Tags: slef-service, self-service, check-in, check-in failure

By silicon.com

Published: 25 April 2006 12:20 BST

The start of the week saw the posting of Peter Cochrane's latest blog entry. Regular readers will know that Peter, apart from being one of the best-known tech commentators in the UK, is a frequent traveller.

Not everyone agrees with his musings on travel - a separate network of business-oriented airports hardly gets the green vote, for example - but he usually speaks a lot of sense, born from years of travel and knowledge of what can be done with IT and communications to make everything run more smoothly.

The use of technology for self-service - the use of technology for anything - is to be welcomed, so long as it is done well.

The subject of self-service vis-à-vis airports and airlines strikes a chord with most of us and was the hook for Peter's latest blog. It is also a big subject beyond travel.

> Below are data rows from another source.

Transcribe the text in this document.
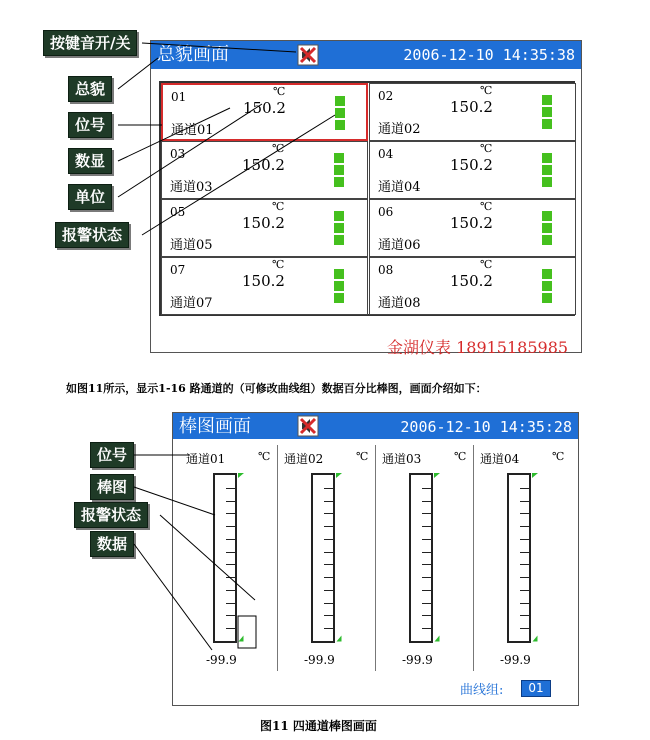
按键音开/关
总貌
位号
数显
单位
报警状态
总貌画面	2006-12-10 14:35:38
01	℃
150.2
通道01
02	℃
150.2
通道02
03	℃
150.2
通道03
04	℃
150.2
通道04
05	℃
150.2
通道05
06	℃
150.2
通道06
07	℃
150.2
通道07
08	℃
150.2
通道08
金湖仪表 18915185985
如图11所示，显示1-16 路通道的（可修改曲线组）数据百分比棒图，画面介绍如下：
位号
棒图
报警状态
数据
棒图画面	2006-12-10 14:35:28
通道01	℃
-99.9
通道02	℃
-99.9
通道03	℃
-99.9
通道04	℃
-99.9
曲线组:	01
图11 四通道棒图画面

Peter was reacting to an elementary point made by readers of his blogs: self-service check-in promises to be a boon to airlines and passengers alike. It should ensure faster check-in (good for us) and lower costs for the airlines (good for them).

The trouble is that it often goes wrong, meaning an airline doesn't substitute a cost - of an expensive, manned check-in desk - but adds to it, in the form of the new equipment, the space it takes up and so on.

This happens all too frequently.

It's not a unique problem. When banking first started over the telephone and then over the web, many banks found they weren't saving money but feeling the cost of adding new channels - at least in the short term.

Over time, more of us have migrated away from branches and even away from call centres. Entering a branch or communicating with a bank over the phone is increasingly rare for a lot of people.

And it isn't only about the internet. A press release that passed the silicon.com newsdesk this week spoke of the way in which Travelodge - the budget hotel operator which says it wants to be London's biggest hotelier in time for the 2012 Olympics - is using speech recognition technology from Fluency to take bookings, boosting room occupancy rates.

The bottom line on this is familiar to readers of these pages. The use of technology for self-service - the use of technology for anything - is to be welcomed, so long as it is done well.

Self-service check-in at many of the major airlines is lamentable right now but what we are witnessing are teething troubles. Let's hope they are fixed soon and we can get on with life.